SLU paired the E-Waste Drive with a ShredMania event allowing participants to dispose and shred any old or sensitive documents. The event gathered 25,721 pounds of paper that was shredded and eventually recycled.

With the total weights of SLU’s single-stream recycling, E-Waste and ShredMania events combined, the University community diverted 443,750 pounds of items from going to landfills

Working for Clean Water Abroad

Meanwhile, Billikens going abroad for Spring Break partnered with local schools and villages in Belize to focus on clean water. Three students, along with mentors from Parks College of Engineering, Aviation and Technology represented SLU’s Billikens for Clean Water (B4CW) organization on a trip to the country’s southern district.

The trip served as a fact-finding and assessment venture, where the SLU students, staff and faculty mentors met with community leaders, tested water samples and the region’s drinking water needs.

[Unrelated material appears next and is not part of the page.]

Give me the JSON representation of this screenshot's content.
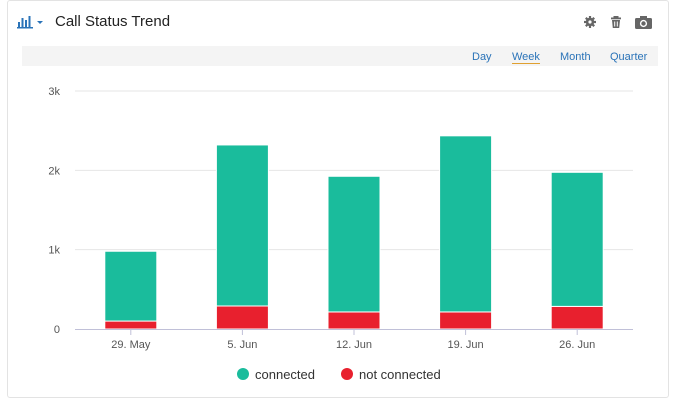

Future trips are planned and the club hopes to partner with St. John’s Junior College in Belize City on projects.

Billikens for Clean Water tests samples in Belize

Students  Sarah Koepsell, Crystal Bell,  and Jeffrey Kelley, test water samples in Belize along with faculty mentor, Craig Adams, Ph.D. (left center). Photo by Rachel Rimmerman

To learn more about sustainability at SLU, visit the Office of Sustainability and Benchmarking.

Coming Together for the Climate's Sake

The Billiken community's commitment to conservation and research was also on show as leading scientists, science education advocate Bill Nye and environmentalists including author Carl Pope, came together for April's bicentennial Saint Louis Climate Summit

Hosted by Saint Louis University as a part of its year-long Bicentennial Celebration, the summit brought some of the most authoritative minds in climate science and related disciplines to the Midwest for three days of discussion on climate change from Sunday, April 22 to Tuesday, 24. 

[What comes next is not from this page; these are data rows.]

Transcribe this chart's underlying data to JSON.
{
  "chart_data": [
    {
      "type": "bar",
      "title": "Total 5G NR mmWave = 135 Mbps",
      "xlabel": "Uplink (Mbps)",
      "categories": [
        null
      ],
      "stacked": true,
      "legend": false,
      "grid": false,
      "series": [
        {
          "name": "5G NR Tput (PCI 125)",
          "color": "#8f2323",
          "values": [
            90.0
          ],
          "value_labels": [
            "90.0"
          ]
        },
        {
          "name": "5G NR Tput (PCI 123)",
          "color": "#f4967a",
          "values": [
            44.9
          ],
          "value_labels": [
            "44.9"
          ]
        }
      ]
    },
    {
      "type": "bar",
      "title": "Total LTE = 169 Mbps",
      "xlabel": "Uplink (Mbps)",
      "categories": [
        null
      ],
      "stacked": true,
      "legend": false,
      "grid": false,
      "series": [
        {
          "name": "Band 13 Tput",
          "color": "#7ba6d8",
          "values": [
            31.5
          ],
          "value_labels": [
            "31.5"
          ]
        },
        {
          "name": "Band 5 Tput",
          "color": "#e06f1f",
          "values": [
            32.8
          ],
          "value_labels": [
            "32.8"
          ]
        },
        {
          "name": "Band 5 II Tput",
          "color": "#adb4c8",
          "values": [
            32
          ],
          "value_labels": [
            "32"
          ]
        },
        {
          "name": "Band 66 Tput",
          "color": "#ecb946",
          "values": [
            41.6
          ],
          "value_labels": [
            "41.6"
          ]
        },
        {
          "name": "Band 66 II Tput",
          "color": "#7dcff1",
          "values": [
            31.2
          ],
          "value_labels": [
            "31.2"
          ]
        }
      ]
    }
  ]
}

Nye and Pope spoke as part of the event's keynote at Chaifetz Arena, which was attended by over 2,000 people.

Bill Nye and Carl Pope

Noted science education advocate Bill Nye  (left) and renowned environmentalist Carl Pope speak on Monday, April 23, at the Saint Louis Climate Summit. Photo by Simon Nguyen

The conference highlighted key issues in climate science, celebrated notable achievements and elucidated a path forward for one of humanity’s most pressing challenges. It was inspired by Pope Francis’ convocation of leading climate scientists at the Vatican in 2014, and the encyclical that emerged from that gathering, Laudato Si’.